Sommelier, Myers Mcdougal, Pours Over Wine Books to Keep His Wine List Fresh and Fun

While the words “sommelier” and “geek” don’t seem to belong in the same sentence, Myers McDougal admits to a fascination with wine minutiae that is positively nerd-like.

For the past seven years, McDougal, an Advanced Sommelier and the Director of Wine for Seagar’s Prime Steaks & Seafood in Destin, has been tasting and studying wine — growing regions, flavor profiles, vintages, even the chemical compounds that can make a wine smell like bananas or green peppers.

“I was geeking out going through a book that has the breakdown for all the different chemicals. And I thought, ‘Should I learn this?’” he says.

McDougal is now actively seeking the Court of Master Sommeliers’ ultimate distinction — Master Sommelier. He failed the invitation-only exam on his first try, but he had a lot of company — only 10 percent pass the test.

“In my exit, they said I was close, but I need to work on France a little bit more and on my test-taking skills,” he says.

After graduating from Tulane University, McDougal worked at French Quarter restaurants in New Orleans, including Arnaud’s, where he waited on owner Archie Casbarian.

“He would drink some wonderful wines, and my appreciation kind of started there,” McDougal recalls. “He’d offer me tastes of wines like a 1986 Château Beychevelle, ’89 Beychevelles and older Latours.”

But he got serious about wine after moving to San Diego, working in restaurants whose wine lists earned them top-tier honors from Wine Spectator magazine and falling in with “a really good group of people” who decided to study and climb the sommelier ranks together.

In his position on the award-winning team at Seagar’s, McDougal is responsible for curating the collection of more than 600 wine labels that has earned the restaurant Wine Spectator’s Best of Award of Excellence for 10 consecutive years.

He’s also on hand during dinner service to answer questions and make suggestions — whether it’s coaching a novice on how to taste the oak in a Cabernet Sauvignon or suggest the perfect bottle for the most wine-savvy oenophile.

McDougal says his job is made easier by the iPad wine list available at Seagar’s.

“It’s great,” he says. “It is so functional, and it helps me give the guest so much more information in a quick little snapshot. They can read about it and ask me questions.

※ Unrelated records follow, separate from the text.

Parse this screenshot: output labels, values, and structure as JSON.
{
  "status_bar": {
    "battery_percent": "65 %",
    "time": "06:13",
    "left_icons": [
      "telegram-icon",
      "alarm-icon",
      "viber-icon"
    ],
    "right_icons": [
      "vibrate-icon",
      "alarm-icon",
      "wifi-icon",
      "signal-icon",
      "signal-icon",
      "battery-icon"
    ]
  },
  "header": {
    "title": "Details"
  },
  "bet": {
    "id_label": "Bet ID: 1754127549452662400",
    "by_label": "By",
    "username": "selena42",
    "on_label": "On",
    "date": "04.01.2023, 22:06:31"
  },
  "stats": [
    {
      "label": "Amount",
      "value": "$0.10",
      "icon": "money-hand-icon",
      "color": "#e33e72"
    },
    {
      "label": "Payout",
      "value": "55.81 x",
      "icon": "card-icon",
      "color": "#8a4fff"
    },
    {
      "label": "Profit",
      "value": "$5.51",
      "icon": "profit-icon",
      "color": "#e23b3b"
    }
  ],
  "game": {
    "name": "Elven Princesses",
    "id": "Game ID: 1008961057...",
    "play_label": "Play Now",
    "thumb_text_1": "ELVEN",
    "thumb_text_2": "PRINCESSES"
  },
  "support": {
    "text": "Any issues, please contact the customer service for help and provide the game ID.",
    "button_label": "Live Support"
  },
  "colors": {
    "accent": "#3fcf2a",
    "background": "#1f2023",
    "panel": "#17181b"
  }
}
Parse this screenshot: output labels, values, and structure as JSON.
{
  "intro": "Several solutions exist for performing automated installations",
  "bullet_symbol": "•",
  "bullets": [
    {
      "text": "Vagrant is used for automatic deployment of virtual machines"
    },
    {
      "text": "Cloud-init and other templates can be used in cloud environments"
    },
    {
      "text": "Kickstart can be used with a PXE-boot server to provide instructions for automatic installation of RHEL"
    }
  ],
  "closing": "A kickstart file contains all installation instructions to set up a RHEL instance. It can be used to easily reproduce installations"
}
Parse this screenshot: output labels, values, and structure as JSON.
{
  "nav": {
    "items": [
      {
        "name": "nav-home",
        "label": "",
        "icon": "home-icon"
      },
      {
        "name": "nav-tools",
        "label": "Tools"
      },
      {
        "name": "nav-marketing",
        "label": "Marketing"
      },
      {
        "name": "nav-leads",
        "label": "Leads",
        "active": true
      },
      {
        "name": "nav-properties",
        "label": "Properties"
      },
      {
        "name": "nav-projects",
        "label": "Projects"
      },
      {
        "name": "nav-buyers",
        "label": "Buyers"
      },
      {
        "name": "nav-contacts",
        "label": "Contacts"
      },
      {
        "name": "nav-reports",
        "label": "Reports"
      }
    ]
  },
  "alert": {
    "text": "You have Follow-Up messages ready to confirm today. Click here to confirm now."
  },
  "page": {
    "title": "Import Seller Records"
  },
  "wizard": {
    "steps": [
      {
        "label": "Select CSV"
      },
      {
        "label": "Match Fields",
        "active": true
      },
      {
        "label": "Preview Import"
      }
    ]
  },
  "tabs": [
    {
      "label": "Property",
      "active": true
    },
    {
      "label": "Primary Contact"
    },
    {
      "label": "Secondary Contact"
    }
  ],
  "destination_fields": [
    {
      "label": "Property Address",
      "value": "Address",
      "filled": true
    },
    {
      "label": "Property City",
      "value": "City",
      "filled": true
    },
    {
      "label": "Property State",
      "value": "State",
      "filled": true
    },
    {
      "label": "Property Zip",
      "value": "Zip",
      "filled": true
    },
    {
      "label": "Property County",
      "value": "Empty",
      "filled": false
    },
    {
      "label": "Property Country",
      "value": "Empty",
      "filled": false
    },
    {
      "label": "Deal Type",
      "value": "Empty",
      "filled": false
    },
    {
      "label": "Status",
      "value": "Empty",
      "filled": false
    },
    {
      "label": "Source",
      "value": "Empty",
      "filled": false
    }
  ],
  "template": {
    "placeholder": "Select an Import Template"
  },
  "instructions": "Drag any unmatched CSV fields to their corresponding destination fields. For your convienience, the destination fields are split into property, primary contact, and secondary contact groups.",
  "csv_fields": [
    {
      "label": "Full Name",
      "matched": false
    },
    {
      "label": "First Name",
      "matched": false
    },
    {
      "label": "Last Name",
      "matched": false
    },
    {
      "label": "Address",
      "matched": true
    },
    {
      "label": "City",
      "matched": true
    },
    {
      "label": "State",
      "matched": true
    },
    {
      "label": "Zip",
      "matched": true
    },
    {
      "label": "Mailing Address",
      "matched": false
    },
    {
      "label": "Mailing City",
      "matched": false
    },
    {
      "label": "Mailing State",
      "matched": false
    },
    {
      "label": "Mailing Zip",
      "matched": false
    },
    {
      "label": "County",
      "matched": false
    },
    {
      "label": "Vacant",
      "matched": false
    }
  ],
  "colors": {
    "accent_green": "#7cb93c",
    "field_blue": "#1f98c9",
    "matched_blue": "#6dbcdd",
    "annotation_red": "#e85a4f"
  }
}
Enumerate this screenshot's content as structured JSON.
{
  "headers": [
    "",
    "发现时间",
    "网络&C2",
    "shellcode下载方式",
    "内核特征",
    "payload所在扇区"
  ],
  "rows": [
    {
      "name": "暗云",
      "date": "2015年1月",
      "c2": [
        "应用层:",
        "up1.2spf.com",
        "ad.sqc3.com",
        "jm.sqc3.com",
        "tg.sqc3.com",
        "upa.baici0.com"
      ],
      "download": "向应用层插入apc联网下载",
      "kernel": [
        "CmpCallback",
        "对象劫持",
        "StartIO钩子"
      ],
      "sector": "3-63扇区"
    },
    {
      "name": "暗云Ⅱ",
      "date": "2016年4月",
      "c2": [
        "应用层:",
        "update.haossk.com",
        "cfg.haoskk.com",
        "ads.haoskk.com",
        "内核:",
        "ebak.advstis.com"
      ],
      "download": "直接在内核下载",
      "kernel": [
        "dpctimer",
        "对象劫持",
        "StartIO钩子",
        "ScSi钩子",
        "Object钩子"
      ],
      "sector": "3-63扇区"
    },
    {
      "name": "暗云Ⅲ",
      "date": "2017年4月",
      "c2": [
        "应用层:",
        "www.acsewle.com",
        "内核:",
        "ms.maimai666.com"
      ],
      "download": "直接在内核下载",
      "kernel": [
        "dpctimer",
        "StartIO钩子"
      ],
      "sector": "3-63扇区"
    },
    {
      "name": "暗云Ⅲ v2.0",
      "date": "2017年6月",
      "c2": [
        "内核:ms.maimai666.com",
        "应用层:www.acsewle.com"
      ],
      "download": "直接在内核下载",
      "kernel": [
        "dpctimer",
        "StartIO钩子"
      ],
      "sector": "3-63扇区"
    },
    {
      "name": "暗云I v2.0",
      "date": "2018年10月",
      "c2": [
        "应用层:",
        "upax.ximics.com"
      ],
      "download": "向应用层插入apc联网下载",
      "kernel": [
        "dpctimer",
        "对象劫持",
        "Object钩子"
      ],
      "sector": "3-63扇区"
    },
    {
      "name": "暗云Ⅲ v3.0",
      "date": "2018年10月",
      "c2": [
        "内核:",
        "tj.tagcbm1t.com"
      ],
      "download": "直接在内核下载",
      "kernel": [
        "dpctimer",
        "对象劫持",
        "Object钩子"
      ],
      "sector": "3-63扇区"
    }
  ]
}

Or, if they’re looking for something specific, then they can ask me.”

One of the best tools on the tablet for finding a palate-pleasing wine, he says, is narrowing down the list to wines in the 90-point club.

His job, says McDougal, is to find wines that are “delicious and fun and unique.”

“When you go to that restaurant and you have a bottle of wine that you’ve never heard of that’s hard to get … that’s what you remember for 10 years.”